A judge has issued a split ruling over the City’s motion to dismiss the lawsuit by a group of abutters–Carl Tremblay, Jacqueline Lees, Stephen P. Bell, Mary Reed, and Elizabeth Bowen Donovan—over the 64 Allandale St. project.
The ruling, issued by Judge Paul D. Wilson of the Suffolk Superior Court on Sept. 18, denied the motion to dismiss over a lack of standing, but granted the motion to dismiss on the spot-zoning claim and several other issues, including citing potential damage to the wetlands as an adverse affect, which narrows the scope of the lawsuit.
The lawsuit is one of two court actions against the City’s Zoning Board of Appeals (ZBA) and Wonder Group, LLC over the controversial project and the variances that were granted for it. Springhouse Senior Living Community has filed the other lawsuit, which requests that the court declare that the ZBA went beyond its authority in granting the variances and that the zoning relief annulled. Springhouse Senior Living Community abuts the proposed project site.
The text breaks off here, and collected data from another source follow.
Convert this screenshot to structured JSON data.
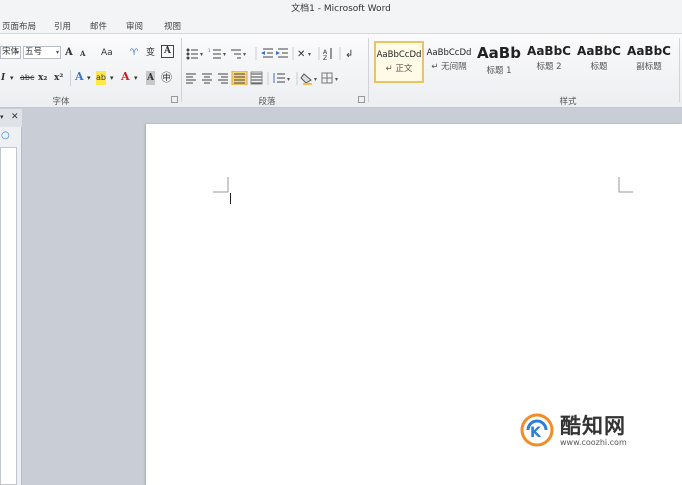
{
  "window": {
    "title": "文档1 - Microsoft Word"
  },
  "menu": {
    "tabs": [
      "页面布局",
      "引用",
      "邮件",
      "审阅",
      "视图"
    ]
  },
  "font_group": {
    "font_name": "宋体",
    "font_size": "五号",
    "grow": "A",
    "shrink": "A",
    "change_case": "Aa",
    "clear": "ᴬ",
    "phonetic": "㊥",
    "char_border": "A",
    "italic": "I",
    "strike": "abc",
    "subscript": "x₂",
    "superscript": "x²",
    "text_effect": "A",
    "highlight": "ab",
    "font_color": "A",
    "char_shading": "A",
    "enclose": "字",
    "label": "字体"
  },
  "paragraph_group": {
    "label": "段落"
  },
  "styles_group": {
    "label": "样式",
    "styles": [
      {
        "sample": "AaBbCcDd",
        "name": "↵ 正文",
        "selected": true
      },
      {
        "sample": "AaBbCcDd",
        "name": "↵ 无间隔",
        "selected": false
      },
      {
        "sample": "AaBb",
        "name": "标题 1",
        "selected": false
      },
      {
        "sample": "AaBbC",
        "name": "标题 2",
        "selected": false
      },
      {
        "sample": "AaBbC",
        "name": "标题",
        "selected": false
      },
      {
        "sample": "AaBbC",
        "name": "副标题",
        "selected": false
      }
    ]
  },
  "left_panel": {
    "close": "✕",
    "pin": "▾"
  },
  "watermark": {
    "name": "酷知网",
    "url": "www.coozhi.com"
  },
  "colors": {
    "accent_orange": "#f28c28",
    "accent_blue": "#2d7fd3",
    "highlight_yellow": "#ffe84a",
    "font_red": "#dd1111"
  }
}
Tony LaCasse of the Allandale Woods Coalition, a group opposed to the current project and that is helping fund the group of abutters’ lawsuit, said that the ruling was “a win,” as the judge threw out the City’s motion to dismiss over lack of standing.
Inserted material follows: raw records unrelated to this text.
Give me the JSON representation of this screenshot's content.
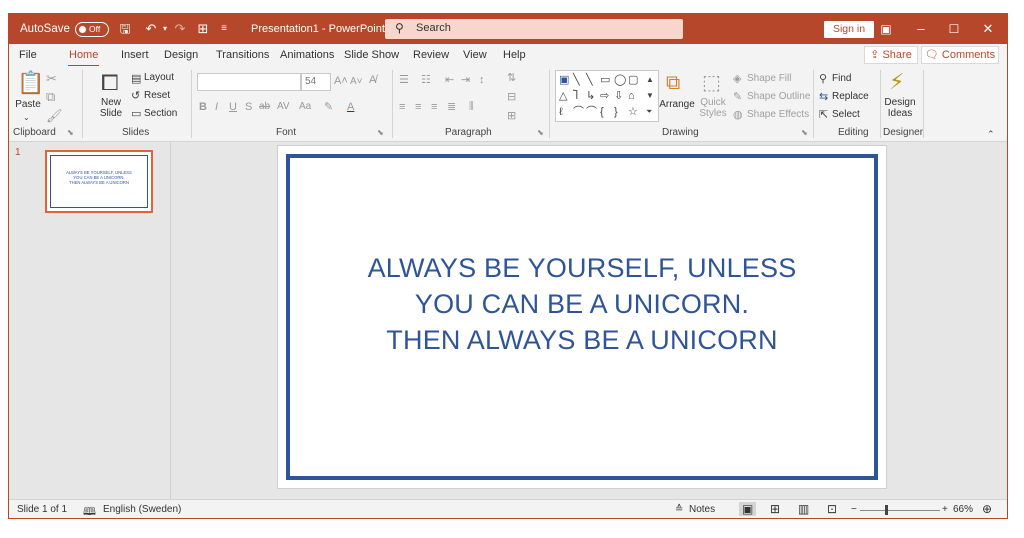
{
  "titlebar": {
    "autosave_label": "AutoSave",
    "autosave_state": "Off",
    "doc_title": "Presentation1  -  PowerPoint",
    "search_placeholder": "Search",
    "signin_label": "Sign in",
    "accent_color": "#b7472a"
  },
  "tabs": [
    "File",
    "Home",
    "Insert",
    "Design",
    "Transitions",
    "Animations",
    "Slide Show",
    "Review",
    "View",
    "Help"
  ],
  "active_tab": "Home",
  "share_label": "Share",
  "comments_label": "Comments",
  "ribbon": {
    "clipboard": {
      "paste": "Paste",
      "group": "Clipboard"
    },
    "slides": {
      "new_slide_line1": "New",
      "new_slide_line2": "Slide",
      "layout": "Layout",
      "reset": "Reset",
      "section": "Section",
      "group": "Slides"
    },
    "font": {
      "font_size": "54",
      "group": "Font"
    },
    "paragraph": {
      "group": "Paragraph"
    },
    "drawing": {
      "arrange": "Arrange",
      "quick_styles_1": "Quick",
      "quick_styles_2": "Styles",
      "shape_fill": "Shape Fill",
      "shape_outline": "Shape Outline",
      "shape_effects": "Shape Effects",
      "group": "Drawing"
    },
    "editing": {
      "find": "Find",
      "replace": "Replace",
      "select": "Select",
      "group": "Editing"
    },
    "designer": {
      "design_ideas_1": "Design",
      "design_ideas_2": "Ideas",
      "group": "Designer"
    }
  },
  "thumbnails": [
    {
      "number": "1",
      "lines": [
        "ALWAYS BE YOURSELF, UNLESS",
        "YOU CAN BE A UNICORN.",
        "THEN ALWAYS BE A UNICORN"
      ]
    }
  ],
  "slide": {
    "lines": [
      "ALWAYS BE YOURSELF, UNLESS",
      "YOU CAN BE A UNICORN.",
      "THEN ALWAYS BE A UNICORN"
    ],
    "text_color": "#2f5597",
    "border_color": "#2f5597"
  },
  "statusbar": {
    "slide_info": "Slide 1 of 1",
    "language": "English (Sweden)",
    "notes": "Notes",
    "zoom": "66%"
  }
}
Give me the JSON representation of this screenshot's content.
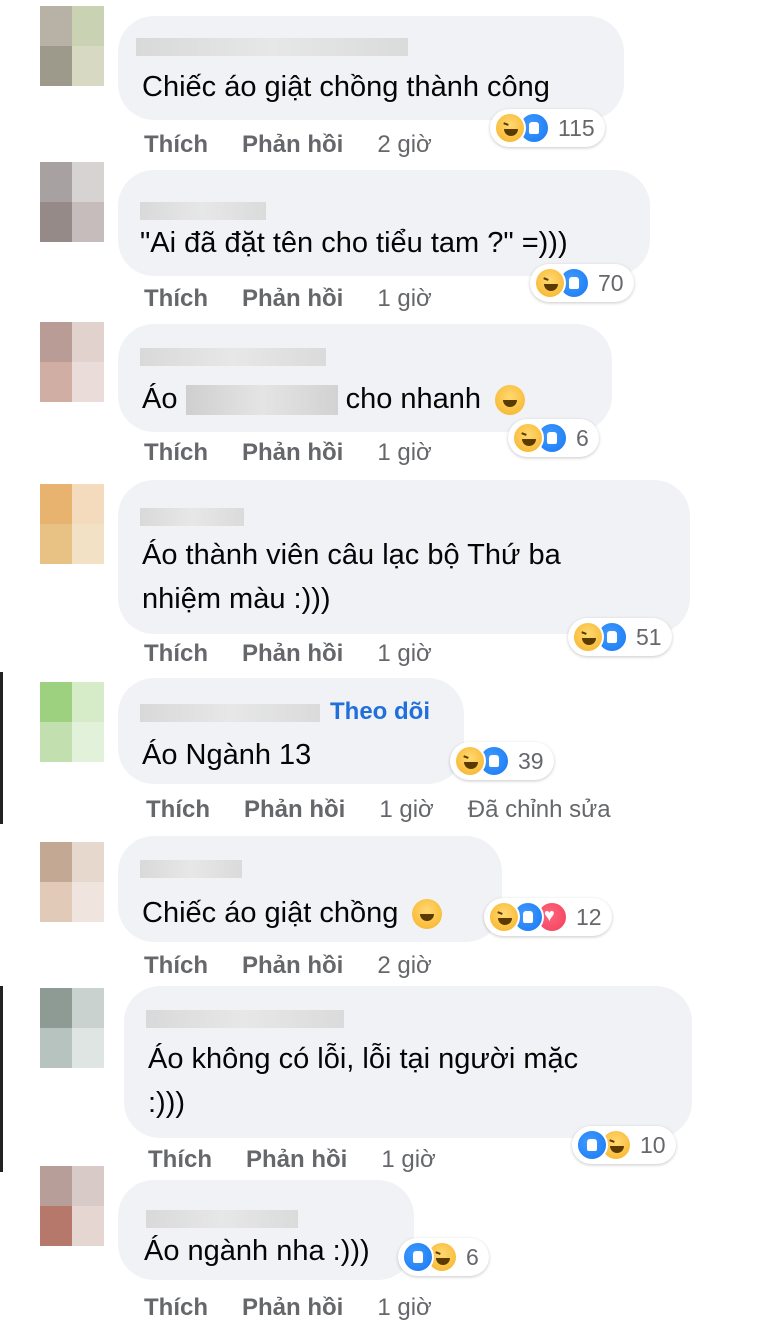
{
  "actions": {
    "like": "Thích",
    "reply": "Phản hồi"
  },
  "colors": {
    "bubble": "#f0f2f5",
    "link": "#216fdb",
    "muted": "#65676b",
    "haha": "#f7b125",
    "like": "#1877f2",
    "love": "#f33e58"
  },
  "comments": [
    {
      "text": "Chiếc áo giật chồng thành công",
      "time": "2 giờ",
      "count": "115",
      "reactions": [
        "haha-icon",
        "like-icon"
      ]
    },
    {
      "text": "\"Ai đã đặt tên cho tiểu tam ?\" =)))",
      "time": "1 giờ",
      "count": "70",
      "reactions": [
        "haha-icon",
        "like-icon"
      ]
    },
    {
      "text_prefix": "Áo",
      "text_suffix": "cho nhanh",
      "time": "1 giờ",
      "count": "6",
      "reactions": [
        "haha-icon",
        "like-icon"
      ]
    },
    {
      "text_line1": "Áo thành viên câu lạc bộ Thứ ba",
      "text_line2": "nhiệm màu :)))",
      "time": "1 giờ",
      "count": "51",
      "reactions": [
        "haha-icon",
        "like-icon"
      ]
    },
    {
      "follow": "Theo dõi",
      "text": "Áo Ngành 13",
      "time": "1 giờ",
      "edited": "Đã chỉnh sửa",
      "count": "39",
      "reactions": [
        "haha-icon",
        "like-icon"
      ]
    },
    {
      "text": "Chiếc áo giật chồng",
      "time": "2 giờ",
      "count": "12",
      "reactions": [
        "haha-icon",
        "like-icon",
        "love-icon"
      ]
    },
    {
      "text_line1": "Áo không có lỗi, lỗi tại người mặc",
      "text_line2": ":)))",
      "time": "1 giờ",
      "count": "10",
      "reactions": [
        "like-icon",
        "haha-icon"
      ]
    },
    {
      "text": "Áo ngành nha :)))",
      "time": "1 giờ",
      "count": "6",
      "reactions": [
        "like-icon",
        "haha-icon"
      ]
    }
  ]
}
“The suit moves forward,” he said.
LaCasse said that the judge’s ruling on the wetlands and spot-zoning was “significant,” but that there are other venues available for the coalition to address those issues.
Jacqueline Nunez of Wonder Group, LLC, who noted she and legal team were not part of the City’s motion to dismiss, said she was not surprised by the judge’s ruling and that she is “pleased” that the scope of the lawsuit was narrowed.
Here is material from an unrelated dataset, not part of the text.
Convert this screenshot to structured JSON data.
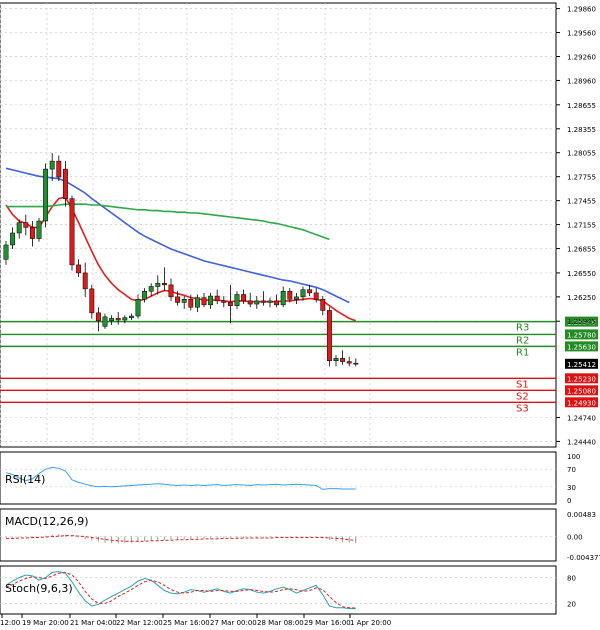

“As we progress through this litigation, my goal remains the same. I want to build a superb quality residential project that once built, will be a project the neighborhood can be proud of,” she said. “Wonder Group is known for high quality craftsmanship coupled with a strong commitment to build in ways that address the climate related threats facing our communities. I look forward to arriving at a place with the neighborhood that allows me to do both at 64 Allandale.”
The City did not respond to a request for comment.
Nunez plans to build an 18-unit development at 64 Allandale St., which is a reduction of two units from her original proposal. The project consists of renovating a farmhouse and building several townhouses on a road snaking down towards Allandale Woods. The proposal would have one affordable-housing unit. The other units would likely cost in the million-dollar range.
The project would abut Allandale Woods, which is an “urban wild” of about 100 acres of City- and private-owned land in Jamaica Plain and West Roxbury. The woods is roughly formed by Allandale and Centre streets, the VFW Parkway and Hackensack Road.
The site at 64 Allandale St. is on the border of West Roxbury and Jamaica Plain. It is part of the West Roxbury Neighborhood District, as a matter of zoning.
The vast majority of attendees at a meeting last year on the revised proposal spoke out against the project, expressing concerns over density and the affect on Allandale Woods, among other issues. The ZBA granted the project more than 50 variances late last year, a decision Mayor Martin Walsh backed.